The method
How we score.
No lab coats. No sponsors. No everything-gets-five-stars.
Every other review site slaps 4.7 stars on all ninety products and calls it a day. That is not a rating. That is wallpaper. Here is exactly how our number gets made, so you can trust it or argue with it — both are fine, both are the point.
What the number actually is
It's a verdict, not a measurement. A score out of 5 for how well a thing does the single job it exists to do, weighed against what it costs and the reputation of the grain doing the cutting. It is opinion. We are telling you it is opinion. That honesty is the difference between a review and a receipt.
What we actually look at
- The grain. Ceramic that fractures sharp versus aluminum oxide that just wears down versus the mystery grit in a bargain multipack. What's doing the cutting decides most of the score before anything else.
- How long it lasts. Cheap paper that dies on the third sheet isn't cheap. Cut speed is nothing without stamina, and stamina is where the premium stuff quietly earns its markup.
- Whether it does its one job. A 40-grit belt that finishes smooth is broken. A 3000-grit sheet that removes stock is broken. We score things for the stage they belong to, not the stages they don't.
- What it costs to get there. A budget disc and a Festool disc can both earn a good score, because we grade each against its own price and promise — not against a fantasy where everything costs the same.
- What the people who buy it by the case say. The auto-body finisher on his fourth box of Mirka Golds knows something the product page will never admit. We read those threads so you don't have to.
The rules we don't break
- Nothing hits 5.0. Perfect abrasive doesn't exist. A perfect score is a lie with good posture.
- No paid positions. Not one, not ever. The commission is the same whether we praise a thing or bury it.
- No fabricated scores. If we can't form an honest opinion on a product, it doesn't get a number.
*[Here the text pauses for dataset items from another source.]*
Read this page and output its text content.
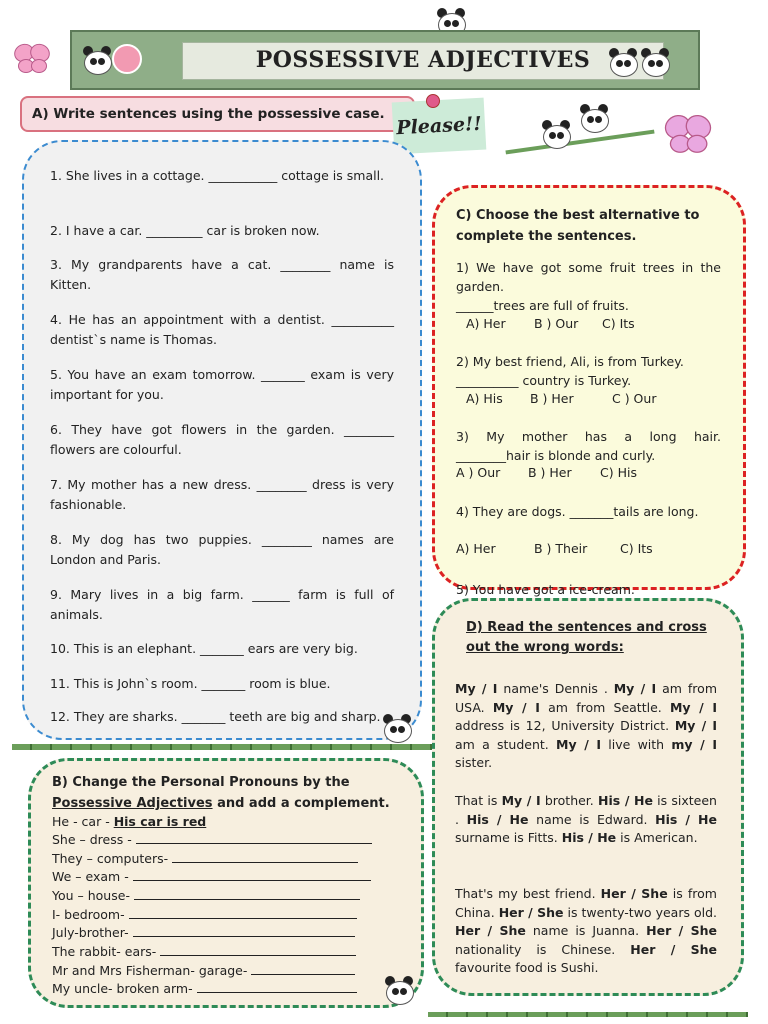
POSSESSIVE ADJECTIVES
A) Write sentences using the possessive case. Please!!
1. She lives in a cottage. ___________ cottage is small.
2. I have a car. _________ car is broken now.
3. My grandparents have a cat. ________ name is Kitten.
4. He has an appointment with a dentist. __________ dentist`s name is Thomas.
5. You have an exam tomorrow. _______ exam is very important for you.
6. They have got flowers in the garden. ________ flowers are colourful.
7. My mother has a new dress. ________ dress is very fashionable.
8. My dog has two puppies. ________ names are London and Paris.
9. Mary lives in a big farm. ______ farm is full of animals.
10. This is an elephant. _______ ears are very big.
11. This is John`s room. _______ room is blue.
12. They are sharks. _______ teeth are big and sharp.
C) Choose the best alternative to complete the sentences.
1) We have got some fruit trees in the garden.
______trees are full of fruits.
A) Her B ) Our C) Its
2) My best friend, Ali, is from Turkey.
__________ country is Turkey.
A) His B ) Her	C ) Our
3) My mother has a long hair.
________hair is blonde and curly.
A ) Our B ) Her C) His
4) They are dogs. _______tails are long.
A) Her	B ) Their	C) Its
5) You have got a ice-cream.
D) Read the sentences and cross out the wrong words:
My / I name's Dennis . My / I am from USA. My / I am from Seattle. My / I address is 12, University District. My / I am a student. My / I live with my / I sister.
That is My / I brother. His / He is sixteen . His / He name is Edward. His / He surname is Fitts. His / He is American.
That's my best friend. Her / She is from China. Her / She is twenty-two years old. Her / She name is Juanna. Her / She nationality is Chinese. Her / She favourite food is Sushi.
B) Change the Personal Pronouns by the
Possessive Adjectives and add a complement.
He - car - His car is red
She – dress -
They – computers-
We – exam -
You – house-
I- bedroom-
July-brother-
The rabbit- ears-
Mr and Mrs Fisherman- garage-
My uncle- broken arm-
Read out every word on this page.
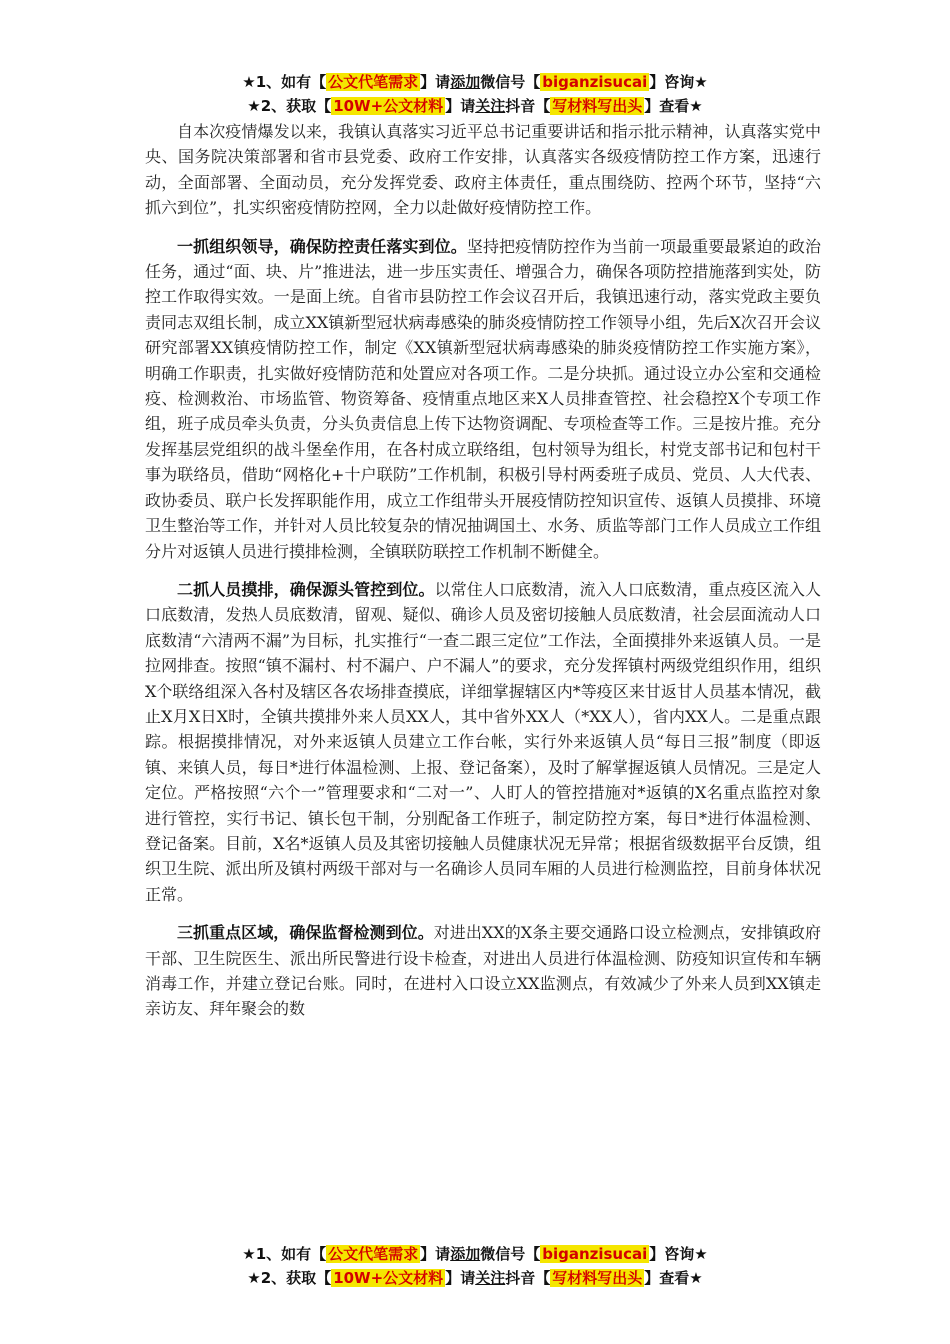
★1、如有【 公文代笔需求 】请添加微信号【 biganzisucai 】咨询★
★2、获取【 10W+公文材料 】请关注抖音【 写材料写出头 】查看★

自本次疫情爆发以来，我镇认真落实习近平总书记重要讲话和指示批示精神，认真落实党中央、国务院决策部署和省市县党委、政府工作安排，认真落实各级疫情防控工作方案，迅速行动，全面部署、全面动员，充分发挥党委、政府主体责任，重点围绕防、控两个环节，坚持“六抓六到位”，扎实织密疫情防控网，全力以赴做好疫情防控工作。

一抓组织领导，确保防控责任落实到位。坚持把疫情防控作为当前一项最重要最紧迫的政治任务，通过“面、块、片”推进法，进一步压实责任、增强合力，确保各项防控措施落到实处，防控工作取得实效。一是面上统。自省市县防控工作会议召开后，我镇迅速行动，落实党政主要负责同志双组长制，成立XX镇新型冠状病毒感染的肺炎疫情防控工作领导小组，先后X次召开会议研究部署XX镇疫情防控工作，制定《XX镇新型冠状病毒感染的肺炎疫情防控工作实施方案》，明确工作职责，扎实做好疫情防范和处置应对各项工作。二是分块抓。通过设立办公室和交通检疫、检测救治、市场监管、物资筹备、疫情重点地区来X人员排查管控、社会稳控X个专项工作组，班子成员牵头负责，分头负责信息上传下达物资调配、专项检查等工作。三是按片推。充分发挥基层党组织的战斗堡垒作用，在各村成立联络组，包村领导为组长，村党支部书记和包村干事为联络员，借助“网格化+十户联防”工作机制，积极引导村两委班子成员、党员、人大代表、政协委员、联户长发挥职能作用，成立工作组带头开展疫情防控知识宣传、返镇人员摸排、环境卫生整治等工作，并针对人员比较复杂的情况抽调国土、水务、质监等部门工作人员成立工作组分片对返镇人员进行摸排检测，全镇联防联控工作机制不断健全。

二抓人员摸排，确保源头管控到位。以常住人口底数清，流入人口底数清，重点疫区流入人口底数清，发热人员底数清，留观、疑似、确诊人员及密切接触人员底数清，社会层面流动人口底数清“六清两不漏”为目标，扎实推行“一查二跟三定位”工作法，全面摸排外来返镇人员。一是拉网排查。按照“镇不漏村、村不漏户、户不漏人”的要求，充分发挥镇村两级党组织作用，组织X个联络组深入各村及辖区各农场排查摸底，详细掌握辖区内*等疫区来甘返甘人员基本情况，截止X月X日X时，全镇共摸排外来人员XX人，其中省外XX人（*XX人），省内XX人。二是重点跟踪。根据摸排情况，对外来返镇人员建立工作台帐，实行外来返镇人员“每日三报”制度（即返镇、来镇人员，每日*进行体温检测、上报、登记备案），及时了解掌握返镇人员情况。三是定人定位。严格按照“六个一”管理要求和“二对一”、人盯人的管控措施对*返镇的X名重点监控对象进行管控，实行书记、镇长包干制，分别配备工作班子，制定防控方案，每日*进行体温检测、登记备案。目前，X名*返镇人员及其密切接触人员健康状况无异常；根据省级数据平台反馈，组织卫生院、派出所及镇村两级干部对与一名确诊人员同车厢的人员进行检测监控，目前身体状况正常。

三抓重点区域，确保监督检测到位。对进出XX的X条主要交通路口设立检测点，安排镇政府干部、卫生院医生、派出所民警进行设卡检查，对进出人员进行体温检测、防疫知识宣传和车辆消毒工作，并建立登记台账。同时，在进村入口设立XX监测点，有效减少了外来人员到XX镇走亲访友、拜年聚会的数

★1、如有【 公文代笔需求 】请添加微信号【 biganzisucai 】咨询★
★2、获取【 10W+公文材料 】请关注抖音【 写材料写出头 】查看★
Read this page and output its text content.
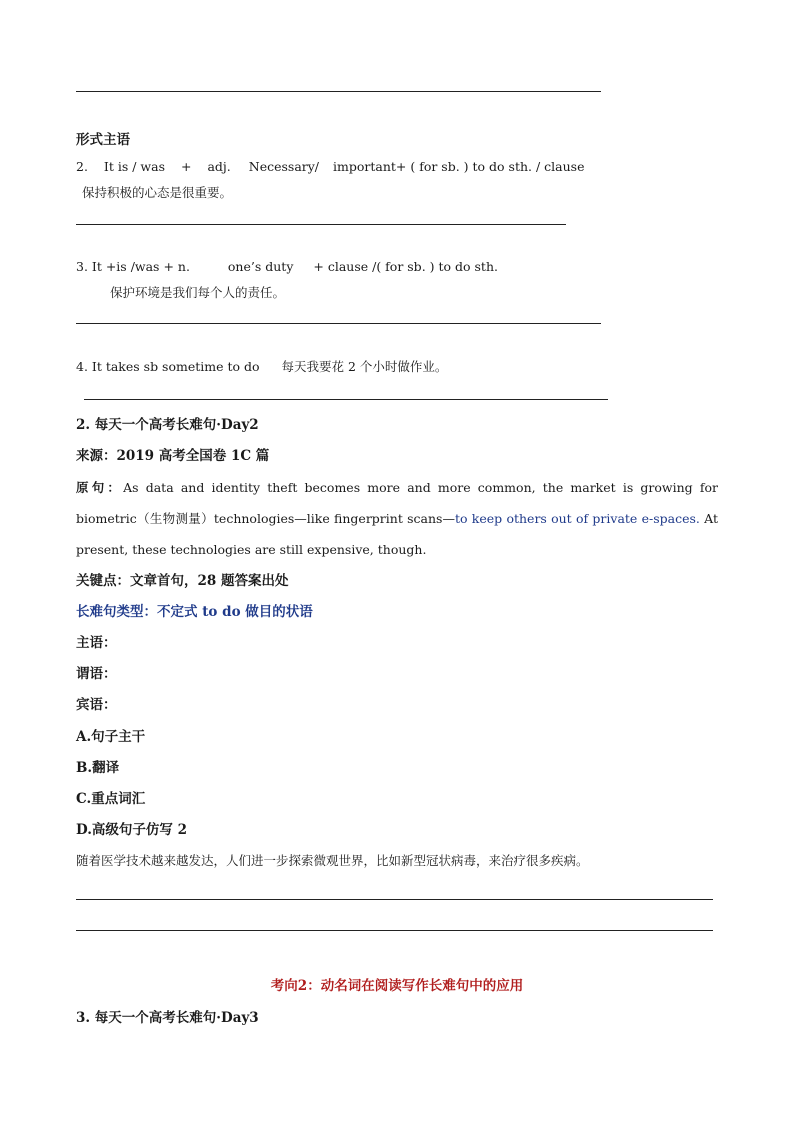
形式主语
2. It is / was + adj. Necessary/ important+ ( for sb. ) to do sth. / clause
保持积极的心态是很重要。
3. It +is /was + n.	one’s duty + clause /( for sb. ) to do sth.
保护环境是我们每个人的责任。
4. It takes sb sometime to do 每天我要花 2 个小时做作业。
2. 每天一个高考长难句·Day2
来源：2019 高考全国卷 1C 篇
原句：As data and identity theft becomes more and more common, the market is growing for biometric（生物测量）technologies—like fingerprint scans—to keep others out of private e-spaces. At present, these technologies are still expensive, though.
关键点：文章首句，28 题答案出处
长难句类型：不定式 to do 做目的状语
主语：
谓语：
宾语：
A.句子主干
B.翻译
C.重点词汇
D.高级句子仿写 2
随着医学技术越来越发达，人们进一步探索微观世界，比如新型冠状病毒，来治疗很多疾病。
考向2：动名词在阅读写作长难句中的应用
3. 每天一个高考长难句·Day3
We'd rather leave it blank than farm you a fake star.
- Every claim stays checkable. Real grits, real materials, real form factors. The jokes are ours; the facts are not negotiable.
And no, there's no byline
You won't find a smiling headshot and a fake “Senior Abrasives Editor” title on these pages. The house has a voice, not a mascot. The opinion is the brand's, the brand stands behind it, and that's the only credential that matters when the question is whether a disc is worth your money.
The questions everyone asks
Do you actually sand things, or just read spec sheets?
Both, and we won't insult you by pretending it's a white-lab-coat operation. We are an opinionated buyer's guide, not a materials-testing house with a rack of calipers and a grant. We sand. We also read the grain specs, the manufacturer data, and ten years of forum arguments between people who buy this stuff by the case. The score is judgment built on all of that — stated out loud, so you can weigh it instead of swallowing it.
Why does nothing get a perfect 5.0?
Because perfect sandpaper has not been invented, and the day it is, we'll be too busy using it to write about it. A 5.0 is a sales word wearing a number. We top out lower on purpose so the scores mean something relative to each other.
Are the scores paid for?
No. Nobody has ever bought a position here and nobody ever will. We earn an Amazon commission when you buy through our links, at no extra cost to you — that is the whole business model, and it does not move a single decimal point. A brand we recommend and a brand we bury both pay us exactly the same: whatever Amazon does, if you click.
A cheap no-name disc scored lower than a Festool. Rigged?
Rigged would be pretending they're equal. A ten-cent disc and a German engineering flex are not the same object, and a score that says otherwise is lying to be nice. Cheap abrasive that shows up and does the ugly work still scores fine. It just doesn't score like the thing that costs six times as much and lasts eight.
Rough honesty. Smooth conscience. That's the whole method.